Narasi
Secangkir Kopi dan Daster
Suaminya baru saja pulang kerja. Wajahnya tampak lesu dan penat. Istrinya
sedang sibuk mencuci. Bergegas ke dapur, bikin kopi. Dua sendok kopi, dua
setengah sendok gula dimasukkan ke dalam cangkir.
“Suamiku suka kopi yang manis” bisiknya
Lalu ia terus tersenyum sambil mengaduk kopi. Ia mengaduk rasa pahit dan
panis bersamaan. Saat mengangkat sendok, tetesan kopi jatuh di ujung dasternya.
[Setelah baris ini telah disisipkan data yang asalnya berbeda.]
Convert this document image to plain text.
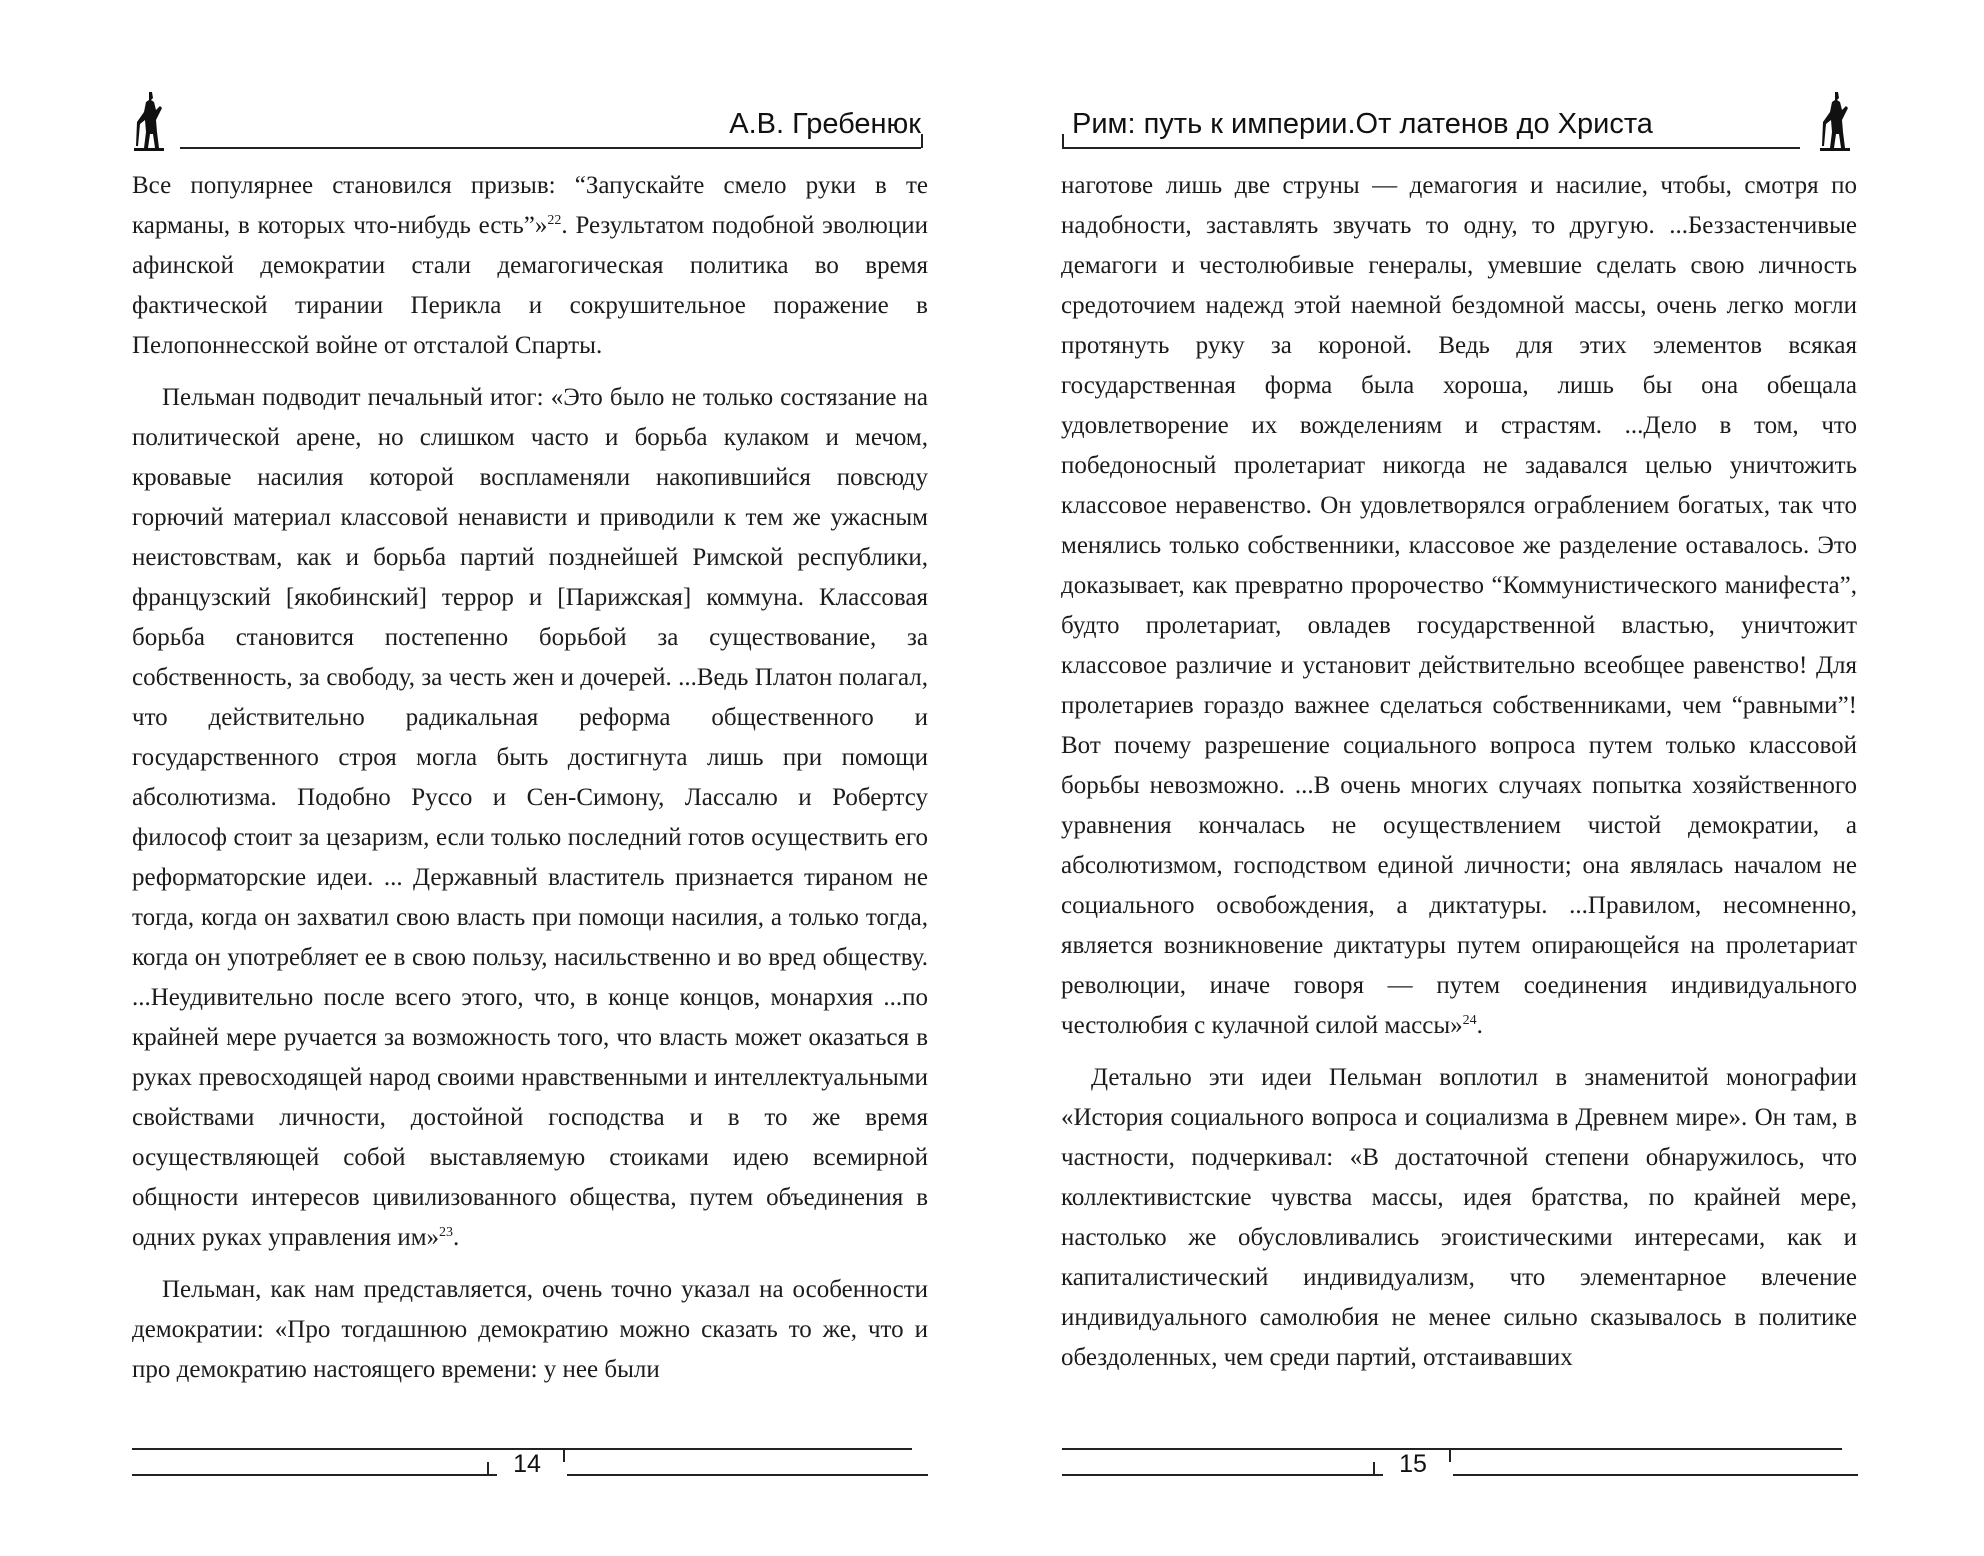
А.В. Гребенюк

Все популярнее становился призыв: “Запускайте смело руки в те карманы, в которых что-нибудь есть”»$^{22}$. Результатом подобной эволюции афинской демократии стали демагогическая политика во время фактической тирании Перикла и сокрушительное поражение в Пелопоннесской войне от отсталой Спарты.

Пельман подводит печальный итог: «Это было не только состязание на политической арене, но слишком часто и борьба кулаком и мечом, кровавые насилия которой воспламеняли накопившийся повсюду горючий материал классовой ненависти и приводили к тем же ужасным неистовствам, как и борьба партий позднейшей Римской республики, французский [якобинский] террор и [Парижская] коммуна. Классовая борьба становится постепенно борьбой за существование, за собственность, за свободу, за честь жен и дочерей. ...Ведь Платон полагал, что действительно радикальная реформа общественного и государственного строя могла быть достигнута лишь при помощи абсолютизма. Подобно Руссо и Сен-Симону, Лассалю и Робертсу философ стоит за цезаризм, если только последний готов осуществить его реформаторские идеи. ... Державный властитель признается тираном не тогда, когда он захватил свою власть при помощи насилия, а только тогда, когда он употребляет ее в свою пользу, насильственно и во вред обществу. ...Неудивительно после всего этого, что, в конце концов, монархия ...по крайней мере ручается за возможность того, что власть может оказаться в руках превосходящей народ своими нравственными и интеллектуальными свойствами личности, достойной господства и в то же время осуществляющей собой выставляемую стоиками идею всемирной общности интересов цивилизованного общества, путем объединения в одних руках управления им»$^{23}$.

Пельман, как нам представляется, очень точно указал на особенности демократии: «Про тогдашнюю демократию можно сказать то же, что и про демократию настоящего времени: у нее были

14
Рим: путь к империи.От латенов до Христа

наготове лишь две струны — демагогия и насилие, чтобы, смотря по надобности, заставлять звучать то одну, то другую. ...Беззастенчивые демагоги и честолюбивые генералы, умевшие сделать свою личность средоточием надежд этой наемной бездомной массы, очень легко могли протянуть руку за короной. Ведь для этих элементов всякая государственная форма была хороша, лишь бы она обещала удовлетворение их вожделениям и страстям. ...Дело в том, что победоносный пролетариат никогда не задавался целью уничтожить классовое неравенство. Он удовлетворялся ограблением богатых, так что менялись только собственники, классовое же разделение оставалось. Это доказывает, как превратно пророчество “Коммунистического манифеста”, будто пролетариат, овладев государственной властью, уничтожит классовое различие и установит действительно всеобщее равенство! Для пролетариев гораздо важнее сделаться собственниками, чем “равными”! Вот почему разрешение социального вопроса путем только классовой борьбы невозможно. ...В очень многих случаях попытка хозяйственного уравнения кончалась не осуществлением чистой демократии, а абсолютизмом, господством единой личности; она являлась началом не социального освобождения, а диктатуры. ...Правилом, несомненно, является возникновение диктатуры путем опирающейся на пролетариат революции, иначе говоря — путем соединения индивидуального честолюбия с кулачной силой массы»$^{24}$.

Детально эти идеи Пельман воплотил в знаменитой монографии «История социального вопроса и социализма в Древнем мире». Он там, в частности, подчеркивал: «В достаточной степени обнаружилось, что коллективистские чувства массы, идея братства, по крайней мере, настолько же обусловливались эгоистическими интересами, как и капиталистический индивидуализм, что элементарное влечение индивидуального самолюбия не менее сильно сказывалось в политике обездоленных, чем среди партий, отстаивавших

15
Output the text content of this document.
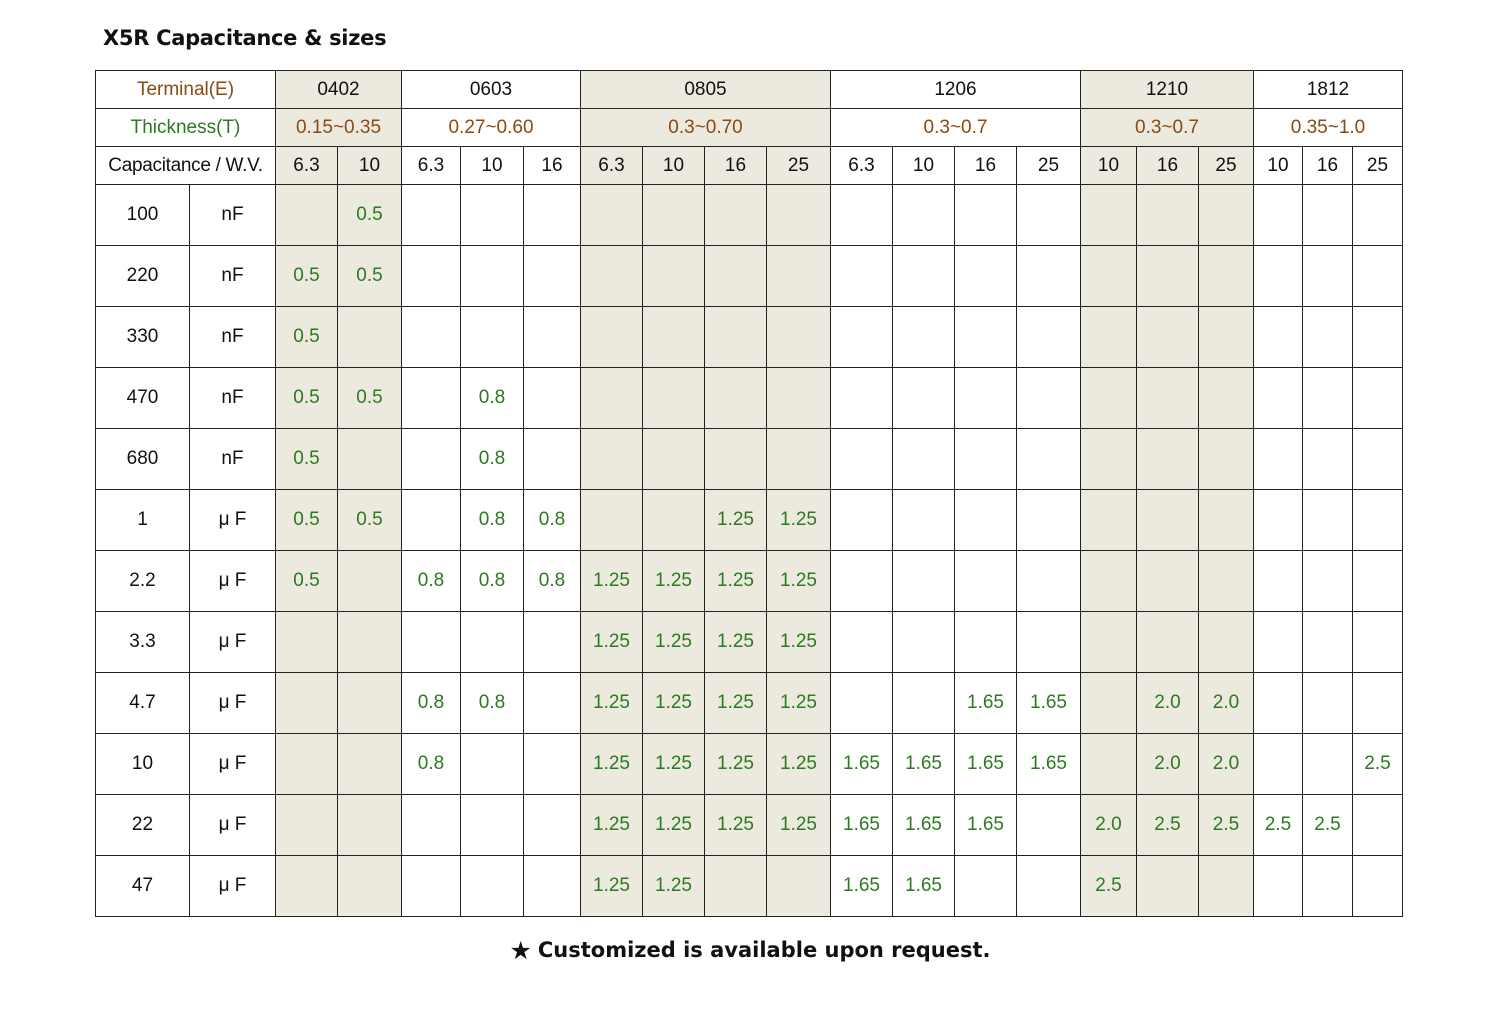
X5R Capacitance & sizes
Terminal(E)		0402		0603			0805				1206				1210			1812		
Thickness(T)		0.15~0.35		0.27~0.60			0.3~0.70				0.3~0.7				0.3~0.7			0.35~1.0		
Capacitance / W.V.		6.3	10	6.3	10	16	6.3	10	16	25	6.3	10	16	25	10	16	25	10	16	25
100	nF		0.5																	
220	nF	0.5	0.5																	
330	nF	0.5																		
470	nF	0.5	0.5		0.8															
680	nF	0.5			0.8															
1	μ F	0.5	0.5		0.8	0.8			1.25	1.25										
2.2	μ F	0.5		0.8	0.8	0.8	1.25	1.25	1.25	1.25										
3.3	μ F						1.25	1.25	1.25	1.25										
4.7	μ F			0.8	0.8		1.25	1.25	1.25	1.25			1.65	1.65		2.0	2.0			
10	μ F			0.8			1.25	1.25	1.25	1.25	1.65	1.65	1.65	1.65		2.0	2.0			2.5
22	μ F						1.25	1.25	1.25	1.25	1.65	1.65	1.65		2.0	2.5	2.5	2.5	2.5	
47	μ F						1.25	1.25			1.65	1.65			2.5					
★ Customized is available upon request.
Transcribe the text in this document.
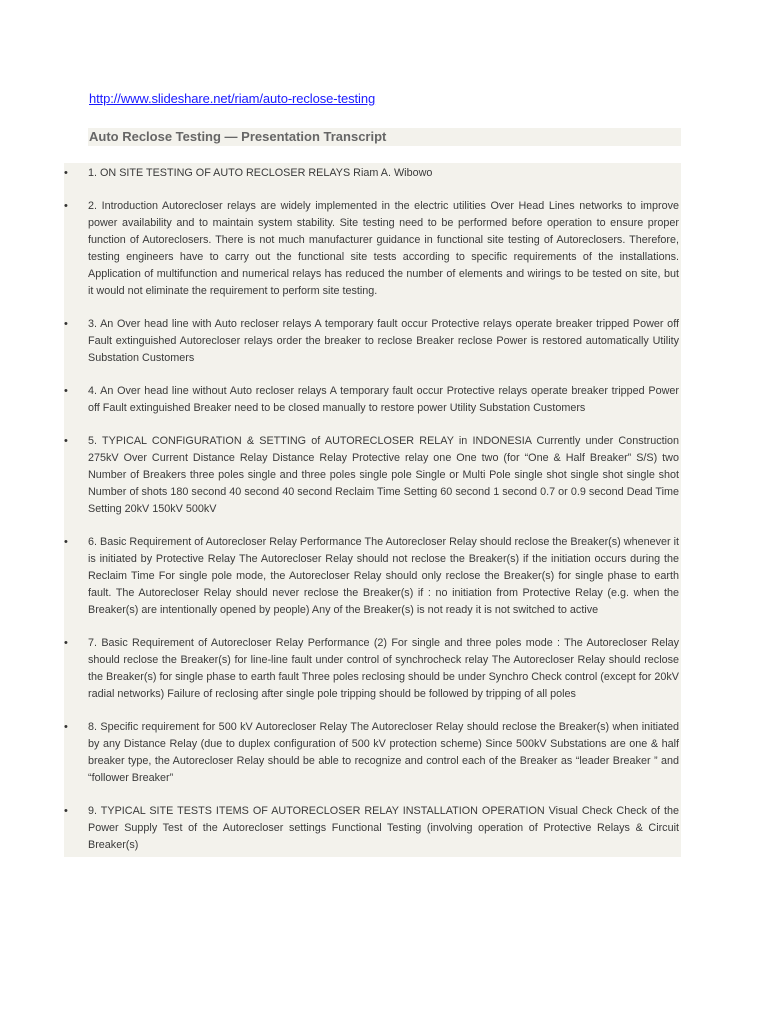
http://www.slideshare.net/riam/auto-reclose-testing
Auto Reclose Testing — Presentation Transcript
•	1. ON SITE TESTING OF AUTO RECLOSER RELAYS Riam A. Wibowo
•	2. Introduction Autorecloser relays are widely implemented in the electric utilities Over Head Lines networks to improve power availability and to maintain system stability. Site testing need to be performed before operation to ensure proper function of Autoreclosers. There is not much manufacturer guidance in functional site testing of Autoreclosers. Therefore, testing engineers have to carry out the functional site tests according to specific requirements of the installations. Application of multifunction and numerical relays has reduced the number of elements and wirings to be tested on site, but it would not eliminate the requirement to perform site testing.
•	3. An Over head line with Auto recloser relays A temporary fault occur Protective relays operate breaker tripped Power off Fault extinguished Autorecloser relays order the breaker to reclose Breaker reclose Power is restored automatically Utility Substation Customers
•	4. An Over head line without Auto recloser relays A temporary fault occur Protective relays operate breaker tripped Power off Fault extinguished Breaker need to be closed manually to restore power Utility Substation Customers
•	5. TYPICAL CONFIGURATION & SETTING of AUTORECLOSER RELAY in INDONESIA Currently under Construction 275kV Over Current Distance Relay Distance Relay Protective relay one One two (for “One & Half Breaker” S/S) two Number of Breakers three poles single and three poles single pole Single or Multi Pole single shot single shot single shot Number of shots 180 second 40 second 40 second Reclaim Time Setting 60 second 1 second 0.7 or 0.9 second Dead Time Setting 20kV 150kV 500kV
•	6. Basic Requirement of Autorecloser Relay Performance The Autorecloser Relay should reclose the Breaker(s) whenever it is initiated by Protective Relay The Autorecloser Relay should not reclose the Breaker(s) if the initiation occurs during the Reclaim Time For single pole mode, the Autorecloser Relay should only reclose the Breaker(s) for single phase to earth fault. The Autorecloser Relay should never reclose the Breaker(s) if : no initiation from Protective Relay (e.g. when the Breaker(s) are intentionally opened by people) Any of the Breaker(s) is not ready it is not switched to active
•	7. Basic Requirement of Autorecloser Relay Performance (2) For single and three poles mode : The Autorecloser Relay should reclose the Breaker(s) for line-line fault under control of synchrocheck relay The Autorecloser Relay should reclose the Breaker(s) for single phase to earth fault Three poles reclosing should be under Synchro Check control (except for 20kV radial networks) Failure of reclosing after single pole tripping should be followed by tripping of all poles
•	8. Specific requirement for 500 kV Autorecloser Relay The Autorecloser Relay should reclose the Breaker(s) when initiated by any Distance Relay (due to duplex configuration of 500 kV protection scheme) Since 500kV Substations are one & half breaker type, the Autorecloser Relay should be able to recognize and control each of the Breaker as “leader Breaker ” and “follower Breaker”
•	9. TYPICAL SITE TESTS ITEMS OF AUTORECLOSER RELAY INSTALLATION OPERATION Visual Check Check of the Power Supply Test of the Autorecloser settings Functional Testing (involving operation of Protective Relays & Circuit Breaker(s)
Ujung daster itu tampak sempurna kusamnya oleh tetes yang membiaskan noda
hitam.
“Tak apa”, lirihnya.
Ia bertekad membiarkan noda hitam dan aroma pekat kopi menempel di daster
malam pertamanya itu. Dengan begitu ia tak akan kesepian meski suaminya sedang
jauh dari rumah. Aroma kopi adalah harum tubuh suaminya. Secangkir kopi telah
selesai ia buat. Bergegas diantarkannya ke ruang tengah. Masih panas, jari-jari
mungilnya memerah. Diletakkannya secangkir kopi itu di atas meja. Suaminya
sedang asik menatap layar komputer. Masih ada kerja yang belum sudah di kantor.
Ia berdiri di hadapan suaminya. Menunggu komentar tentang kopi buatannya
hari ini. Suami menyeruput kopi yang masih panas, kemudian kembali menatap
layar komputer, tanpa menyisakan setetes kata untuknya.
Bibir istrinya mulai pegal menahan senyum. Tiba-tiba ada suara ketukan di
pintu. Rupanya ada tamu, beberapa orang rekan kerja.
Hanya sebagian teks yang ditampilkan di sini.